Hence, being flush with more RECs than needed for compliance under any scenario, Xcel saw an opportunity to sell its excess RECs to utilities in California that were having difficulty complying with that state's RPS.  The term "hybrid REC" came about because California, ever hungry for electricity, required that RECs generated outside the state be bundled with energy from another source that could be imported into the state.  In the process, the company has made an obscene profit from the sale of these excess RECs that have been bought and paid for by Colorado consumers with interest.  In return for employing its "skill" in effectuating such transactions, Xcel thought that it should be allowed to retain an astonishing 40% of the proceeds with the remainder being used to buy down the deficit in its renewable accounts (known as the RESA deferred account) so that it could.... you guessed it.... acquire even more RECs at consumer expense for it to sell at a profit using OPM (that's Other People's Money).  Keep in mind that we're talking about margins well into the eight and approaching nine figures here (that's without the decimal point) so this was not exactly pocket change (OK, that's tens and approaching hundreds of millions of dollars in play).  This was about as close to a perpetual motion money making machine as I've ever seen.

The PUC's staff, the Office of Consumer Counsel, large industrial customers and others did recognize that the company should be credited with some finder's fee for identifying these trading opportunities but nowhere near 40%.  They also differed on the mechanism through which the customer share should be returned to ratepayers.  On Tuesday, after volumes of testimony submitted by all sides and aborted settlement negotiations that failed to yield an acceptable outcome, the commission deliberated and made its decision.  Where did they come down?

The ultimate decision awarded Xcel even less than the 20% share proposed by the PUC staff and most of the other intervenors.  The outcome was that Xcel could retain 20% of the first $10 million in margins, 15% of margins greater than $10 million and up to $30 million, and only 10% of margins beyond $30 million -- proof that it doesn't pay to be greedy.  These sharing percentages are to remain in effect through 2014 after which the PUC could reevaluate the situation.  As to the mechanism for returning the customer share, here is where the PUC could have done a better job.  Concerned about the deficit in the RESA deferred account that is well into the tens of millions of dollars (see my RPS rate cap presentation posted elsewhere on this blog), the commission elected to first use the proceeds to pay down the RESA, but I am a bit less concerned about that now that the commission has indicated its intent to keep a closer eye on this.  As is typical we'll have to wait for the final written decision, to be followed by the inevitable RRR (that's application for rehearing, reargument, and reconsideration) before we're fully comfortable with this outcome.  And, unfortunately, none of this completely mitigates the boom and bust I spoke about earlier or the need to transition to clean energy in a sustainable manner as the utility, in its active resource planning docket, has made it clear that it doesn't need any more renewable generation for some time to come.

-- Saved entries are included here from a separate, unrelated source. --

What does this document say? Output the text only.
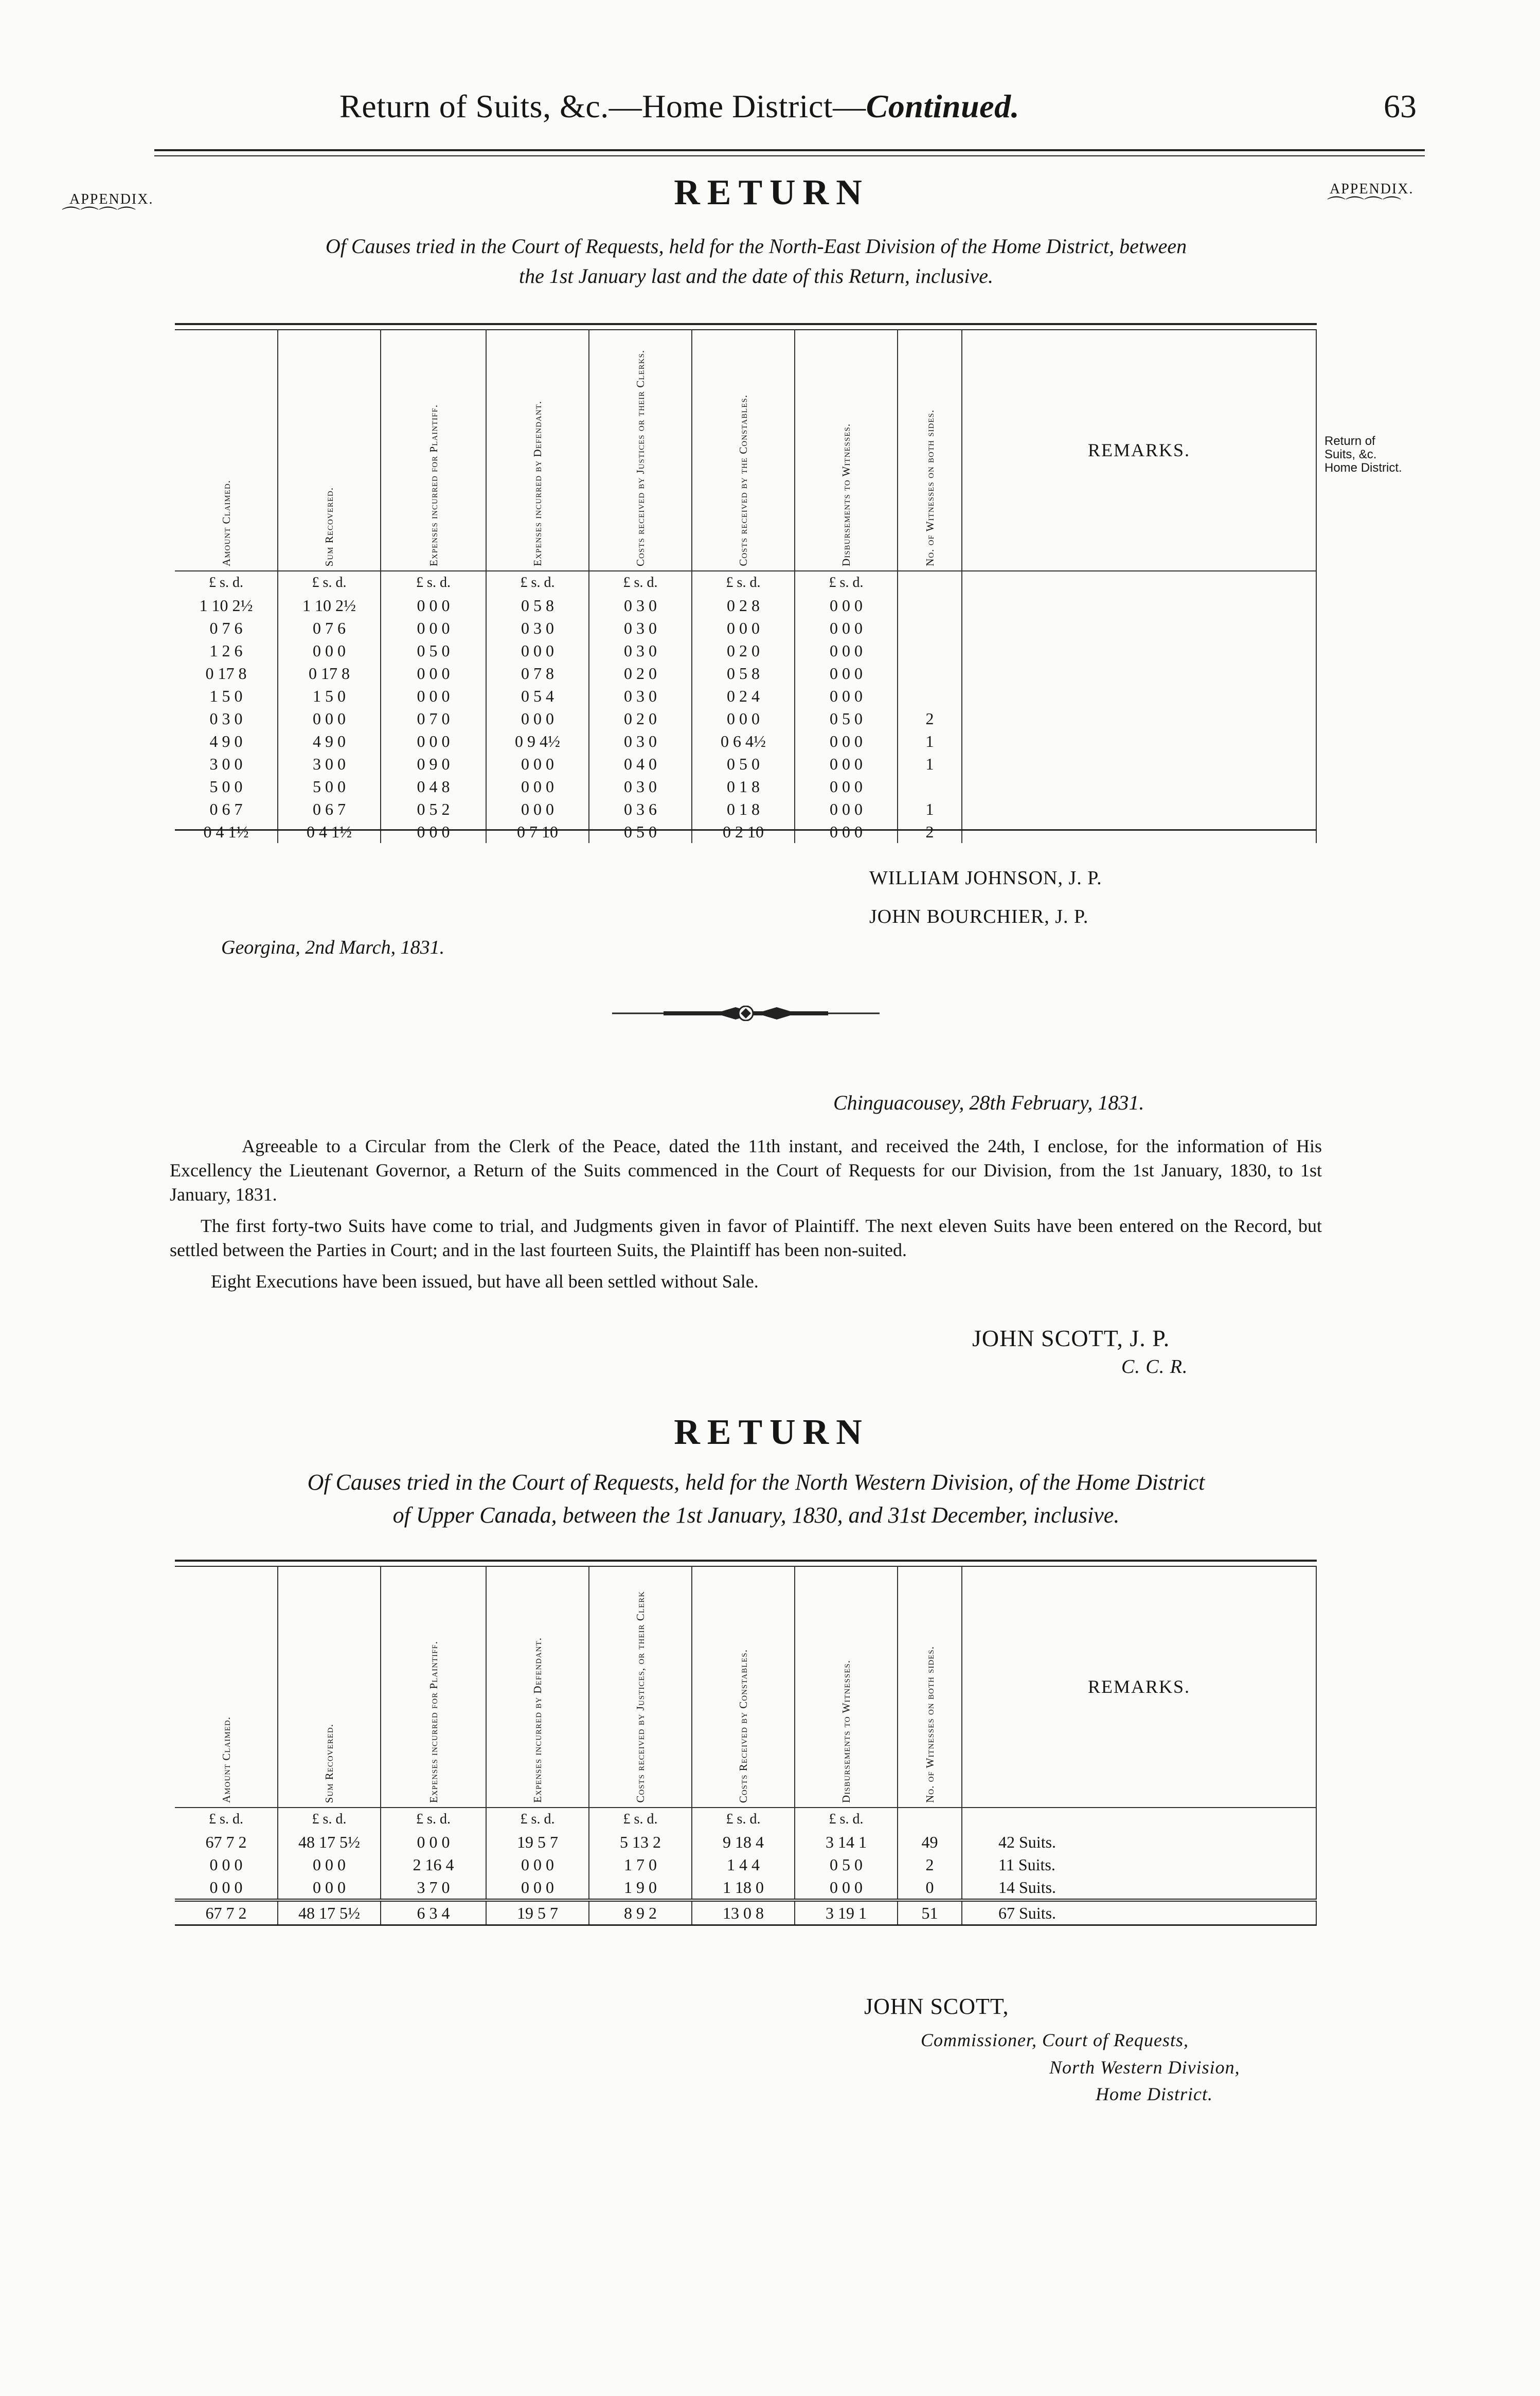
Return of Suits, &c.—Home District—Continued.	63
APPENDIX.
⌒⌒⌒⌒
APPENDIX.
⌒⌒⌒⌒
Return of
Suits, &c.
Home District.
RETURN
Of Causes tried in the Court of Requests, held for the North-East Division of the Home District, between
the 1st January last and the date of this Return, inclusive.
Amount Claimed.	Sum Recovered.	Expenses incurred for Plaintiff.	Expenses incurred by Defendant.	Costs received by Justices or their Clerks.	Costs received by the Constables.	Disbursements to Witnesses.	No. of Witnesses on both sides.	REMARKS.
£ s. d.	£ s. d.	£ s. d.	£ s. d.	£ s. d.	£ s. d.	£ s. d.		
1 10 2½	1 10 2½	0 0 0	0 5 8	0 3 0	0 2 8	0 0 0		
0 7 6	0 7 6	0 0 0	0 3 0	0 3 0	0 0 0	0 0 0		
1 2 6	0 0 0	0 5 0	0 0 0	0 3 0	0 2 0	0 0 0		
0 17 8	0 17 8	0 0 0	0 7 8	0 2 0	0 5 8	0 0 0		
1 5 0	1 5 0	0 0 0	0 5 4	0 3 0	0 2 4	0 0 0		
0 3 0	0 0 0	0 7 0	0 0 0	0 2 0	0 0 0	0 5 0	2	
4 9 0	4 9 0	0 0 0	0 9 4½	0 3 0	0 6 4½	0 0 0	1	
3 0 0	3 0 0	0 9 0	0 0 0	0 4 0	0 5 0	0 0 0	1	
5 0 0	5 0 0	0 4 8	0 0 0	0 3 0	0 1 8	0 0 0		
0 6 7	0 6 7	0 5 2	0 0 0	0 3 6	0 1 8	0 0 0	1	
0 4 1½	0 4 1½	0 0 0	0 7 10	0 5 0	0 2 10	0 0 0	2	
WILLIAM JOHNSON, J. P.
JOHN BOURCHIER, J. P.
Georgina, 2nd March, 1831.
Chinguacousey, 28th February, 1831.

Agreeable to a Circular from the Clerk of the Peace, dated the 11th instant, and received the 24th, I enclose, for the information of His Excellency the Lieutenant Governor, a Return of the Suits commenced in the Court of Requests for our Division, from the 1st January, 1830, to 1st January, 1831.

The first forty-two Suits have come to trial, and Judgments given in favor of Plaintiff. The next eleven Suits have been entered on the Record, but settled between the Parties in Court; and in the last fourteen Suits, the Plaintiff has been non-suited.

Eight Executions have been issued, but have all been settled without Sale.

JOHN SCOTT, J. P.
C. C. R.
RETURN
Of Causes tried in the Court of Requests, held for the North Western Division, of the Home District
of Upper Canada, between the 1st January, 1830, and 31st December, inclusive.
Amount Claimed.	Sum Recovered.	Expenses incurred for Plaintiff.	Expenses incurred by Defendant.	Costs received by Justices, or their Clerk	Costs Received by Constables.	Disbursements to Witnesses.	No. of Witnesses on both sides.	REMARKS.
£ s. d.	£ s. d.	£ s. d.	£ s. d.	£ s. d.	£ s. d.	£ s. d.		
67 7 2	48 17 5½	0 0 0	19 5 7	5 13 2	9 18 4	3 14 1	49	42 Suits.
0 0 0	0 0 0	2 16 4	0 0 0	1 7 0	1 4 4	0 5 0	2	11 Suits.
0 0 0	0 0 0	3 7 0	0 0 0	1 9 0	1 18 0	0 0 0	0	14 Suits.
67 7 2	48 17 5½	6 3 4	19 5 7	8 9 2	13 0 8	3 19 1	51	67 Suits.
JOHN SCOTT,
Commissioner, Court of Requests,
North Western Division,
Home District.
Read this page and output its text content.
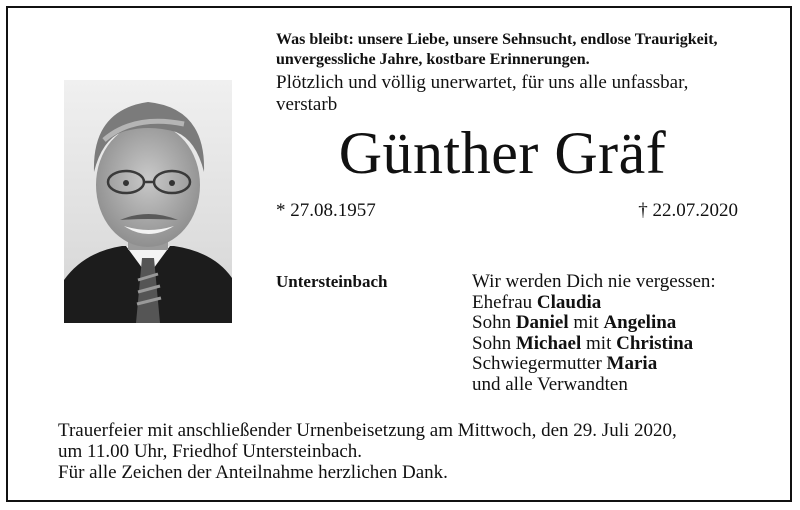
Was bleibt: unsere Liebe, unsere Sehnsucht, endlose Traurigkeit,
unvergessliche Jahre, kostbare Erinnerungen.
Plötzlich und völlig unerwartet, für uns alle unfassbar,
verstarb
Günther Gräf
* 27.08.1957	† 22.07.2020
Untersteinbach	Wir werden Dich nie vergessen:
Ehefrau Claudia
Sohn Daniel mit Angelina
Sohn Michael mit Christina
Schwiegermutter Maria
und alle Verwandten
Trauerfeier mit anschließender Urnenbeisetzung am Mittwoch, den 29. Juli 2020,
um 11.00 Uhr, Friedhof Untersteinbach.
Für alle Zeichen der Anteilnahme herzlichen Dank.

As for Xcel's application for interim rate relief (docket 11M-951E) that was rejected by the commission on Wednesday, Chairman Epel said it best when he noted that without some showing of adversity, "there is no need for rate relief."  Though their reasons differed, the three commissioners came down on the side of rejecting the interim rate hike.  Commissioner Tarpey noted that the company is already close to its authorized rate of return and Commissioner Baker was the closest to granting the request noting that "regulatory lag could be considered a form of adversity." Fortunately, neither of the other two commissioners bought that argument.  And, while this is encouraging, Xcel still has before the commission its request for a $142 million rate increase (docket 11AL-947E) which has yet to be adjudicated.  All this decision did was prevent the utility from collecting the lion's share of that request prior to a final decision in that case.  Thus, continued vigilance by the public is still necessary.